Son olarak kesinlikle görmeniz gereken iki yeri paylaşıyorum, içeri şehir ve şehitlik. İçeri Şehir Hazar Denizine paralel bulunan bir cadde içerisinde yer alıyor, özellikle kız kalesi, içeri şehirde görülmesi gereken yerlerden, eski kilim dokumacıları, geleneksel sanatların yapıldığı atölyeler, eski evler  size tamamen farklı bir döneme gitmişsiniz hissi veriyor. Şehitliğe gitmek için ise  şehrin her yerinden otobüslere binebilirsiniz, Şehitlik hazar denizine bakan bir tepede bulunuyor, burada Ermenilerin işgali sırasında ülkesini savunmaya çalışan askerler ve onarla bu mücadelede yardıma giden Türk askerleri yatıyor. Türk askerleri adına yapılan şehitlik ise gerçekten görülmeye değer, oraya gidip ağlamamak, tüyerinizin diken diken olmasını engellemek mümkün değil. Kırmızı mermerden yapılan anıtın etrafındaki mermer sütunlarda Türk askerlerinin isimleri, nereli oldukları, doğum tarihleri ve hangi cephede savaştıkları tek tek yazılmış, Kırmızı mermer anıtın üzerinde yazan şu not ise iki ülke arasındaki hiç kopmayacak bağı en iyi şekilde özetliyor;


25 Mayıs – 17 Kasım tarihleri arasında cereyan eden Kafkas harekatında Nuri Paşa komutasındaki Türk Kafkas ordusu, Gence, Gökçay, Aksu, Kürdemir ve Şamahı istikametlerinde taaruzlarına devamla 16 Eylül 1918 tarihinde Bakü’ye girerek Azerbaycan’ı müteakiben devam eden muharebeler sonucunda Karabağ ve Dağıstan’ı düşman işgalinden kurtarmıştır. Bu harekatla kahraman Mehmetçik Azerbaycan’ın bağımsızlığı uğrunda Azeri kardeşleri ile omuz omuza savaşmış ve 1130 şehit vermiştir.
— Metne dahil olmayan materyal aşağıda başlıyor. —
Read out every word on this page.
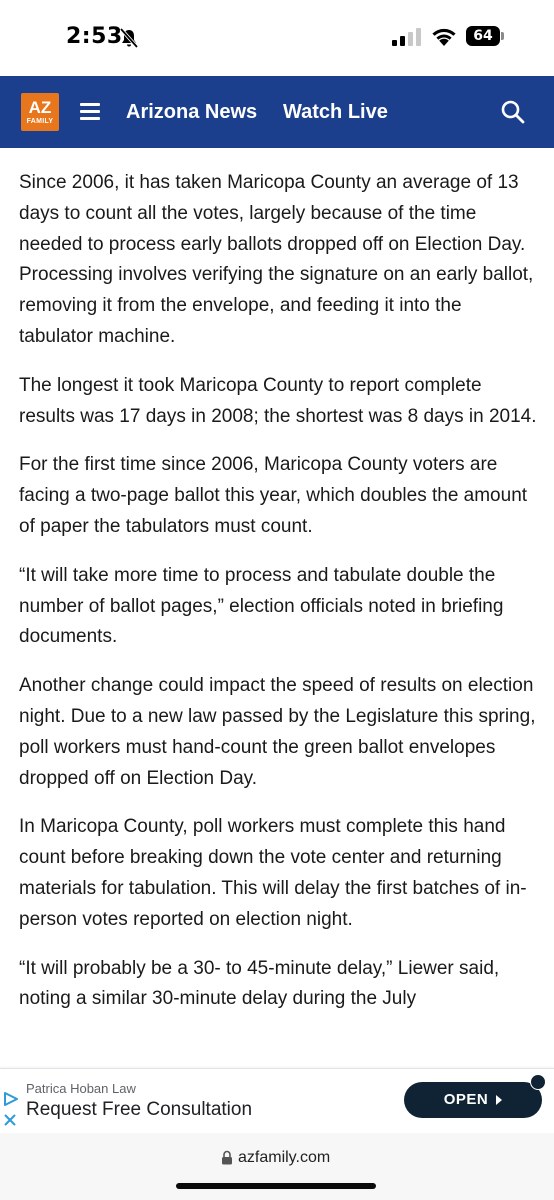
2:53	64
AZ
FAMILY	Arizona News Watch Live

Since 2006, it has taken Maricopa County an average of 13 days to count all the votes, largely because of the time needed to process early ballots dropped off on Election Day. Processing involves verifying the signature on an early ballot, removing it from the envelope, and feeding it into the tabulator machine.

The longest it took Maricopa County to report complete results was 17 days in 2008; the shortest was 8 days in 2014.

For the first time since 2006, Maricopa County voters are facing a two-page ballot this year, which doubles the amount of paper the tabulators must count.

“It will take more time to process and tabulate double the number of ballot pages,” election officials noted in briefing documents.

Another change could impact the speed of results on election night. Due to a new law passed by the Legislature this spring, poll workers must hand-count the green ballot envelopes dropped off on Election Day.

In Maricopa County, poll workers must complete this hand count before breaking down the vote center and returning materials for tabulation. This will delay the first batches of in-person votes reported on election night.

“It will probably be a 30- to 45-minute delay,” Liewer said, noting a similar 30-minute delay during the July

Patrica Hoban Law
Request Free Consultation	OPEN
azfamily.com
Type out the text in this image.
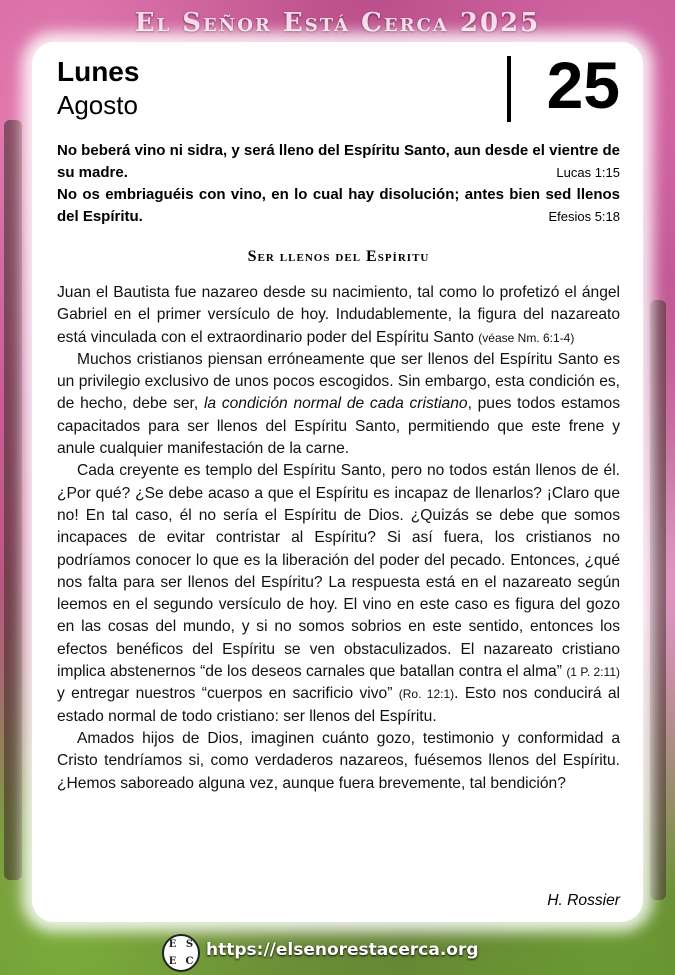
El Señor Está Cerca 2025
Lunes
Agosto	25
No beberá vino ni sidra, y será lleno del Espíritu Santo, aun desde el vientre de su madre.	Lucas 1:15
No os embriaguéis con vino, en lo cual hay disolución; antes bien sed llenos del Espíritu.	Efesios 5:18
Ser llenos del Espíritu

Juan el Bautista fue nazareo desde su nacimiento, tal como lo profetizó el ángel Gabriel en el primer versículo de hoy. Indudablemente, la figura del nazareato está vinculada con el extraordinario poder del Espíritu Santo (véase Nm. 6:1-4)

Muchos cristianos piensan erróneamente que ser llenos del Espíritu Santo es un privilegio exclusivo de unos pocos escogidos. Sin embargo, esta condición es, de hecho, debe ser, la condición normal de cada cristiano, pues todos estamos capacitados para ser llenos del Espíritu Santo, permitiendo que este frene y anule cualquier manifestación de la carne.

Cada creyente es templo del Espíritu Santo, pero no todos están llenos de él. ¿Por qué? ¿Se debe acaso a que el Espíritu es incapaz de llenarlos? ¡Claro que no! En tal caso, él no sería el Espíritu de Dios. ¿Quizás se debe que somos incapaces de evitar contristar al Espíritu? Si así fuera, los cristianos no podríamos conocer lo que es la liberación del poder del pecado. Entonces, ¿qué nos falta para ser llenos del Espíritu? La respuesta está en el nazareato según leemos en el segundo versículo de hoy. El vino en este caso es figura del gozo en las cosas del mundo, y si no somos sobrios en este sentido, entonces los efectos benéficos del Espíritu se ven obstaculizados. El nazareato cristiano implica abstenernos “de los deseos carnales que batallan contra el alma” (1 P. 2:11) y entregar nuestros “cuerpos en sacrificio vivo” (Ro. 12:1). Esto nos conducirá al estado normal de todo cristiano: ser llenos del Espíritu.

Amados hijos de Dios, imaginen cuánto gozo, testimonio y conformidad a Cristo tendríamos si, como verdaderos nazareos, fuésemos llenos del Espíritu. ¿Hemos saboreado alguna vez, aunque fuera brevemente, tal bendición?

H. Rossier
E S
E C
https://elsenorestacerca.org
Onlar, Azerbaycan’ın her yerinde bir çok isimsiz mezarda, ikinci vatanlarında yatmaktadır.İşte bu anıt kardeşlik uğruna canlarını seve seve feda eden, AYRILIR MI GÖNÜL CANDAN TÜRKİYE AZERBAYCANDAN düsturunu yüreklerimize perçinleyen o muhterem askerlerin, şehit Mehmetçiğin anısına dikilmiştir. Ruhları şad olsun”.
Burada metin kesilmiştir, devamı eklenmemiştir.